I understand the very basics of the Lagrange approximations, but I'm having trouble applying it in this problem. I'm told to use x0, x1, and x2, so this immediately makes me think:
\begin{align}
\frac{(x-x1)(x-x2)}{(x0-x1)(x0-x2)}\cdot y0 +\frac{(x-x0)(x-x2)}{(x1-x0)(x1-x2)}\cdot y1 +\frac{(x-x0)(x-x1)}{(x2-x0)(x2-x1)}\cdot y2
\end{align}
From here I could just replace x1 with x0+h and x2 with x0+2h (I think). But I'm not exactly sure how to apply this Lagrange approximation to the finite difference approximation of f'(x). I'm honestly not even entire sure what the question in itself means. Am I approximating f'(x)? Am I approximating an approximation? I can easily complete steps b, c, and d, I just cannot wrap my head around a.
Do I just plug x0+h and x0+2h into x1 and x2, simplify, and I'm done? Do I need to modify the above polynomial?

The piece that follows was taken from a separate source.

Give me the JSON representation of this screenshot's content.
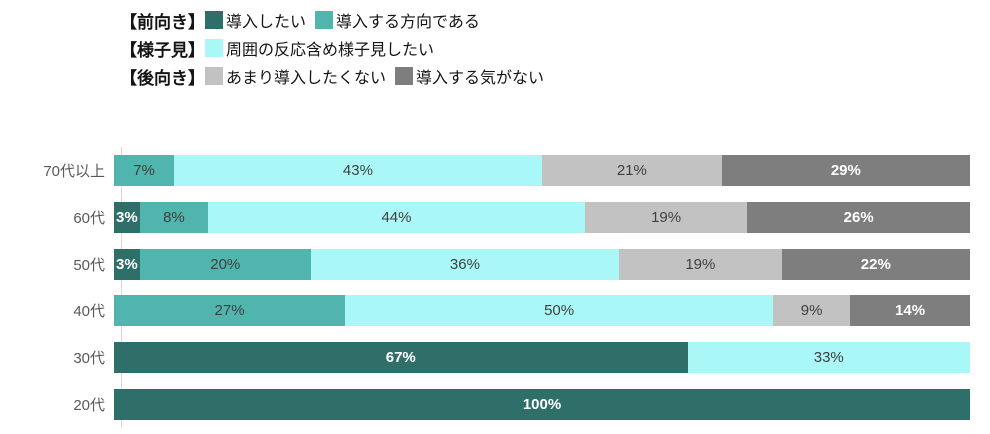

If so, how?
What exactly do I need to do to complete step a?
Best Answer
we have $(x1-x0)=h$ and $(x2-x0)=2h$
so
$$y=\frac{(x-x_1)(x-x_2)}{2h^2}y_0+\frac{(x-x_0)(x-x_2)}{-h^2}y_1+\frac{(x-x_0)(x-x_1)}{2h^2}y_2$$ $$y=\frac{1}{2h^2}\left [ (x-x_1)(x-x_2)y_0-2(x-x_0)(x-x_2)y_1+(x-x_0)(x-x_1)y_2 \right ]$$ $$y'=\frac{1}{2h^2}\left [ (x-x_1+x-x_2)y_0-2(x-x_0+x-x_2)y_1+(x-x_0+x-x_1)y_2 \right ]$$ $$y'=\frac{1}{2h^2}\left [ (2x-x_1-x_2)y_0-2(2x-x_0-x_2)y_1+(2x-x_0-x_1)y_2 \right ]$$
at $x_0$ we will get the forward formula of the first derivative $$y'=\frac{1}{2h^2}\left [ (2x_0-x_1-x_2)y_0-2(2x_0-x_0-x_2)y_1+(2x_0-x_0-x_1)y_2 \right ]$$ $$y'=\frac{1}{2h^2}\left [ (-3h)y_0-2(-2h)y_1+(-h)y_2 \right ]=\frac{1}{2h}\left [ -3y_0+4y_1-y_2 \right ]$$
at $x=x_1$ we will get the central formula of the first derivative $$y'=\frac{1}{2h^2}\left [ (2x_1-x_1-x_2)y_0-2(2x_1-x_0-x_2)y_1+(2x_1-x_0-x_1)y_2 \right ]$$ $$y'=\frac{1}{2h^2}\left [ (-h)y_0-2(-h+h)y_1+(h)y_2 \right ]$$ $$y'=\frac{1}{2h}\left [ -y_0+y_2 \right ]$$
then complete what you want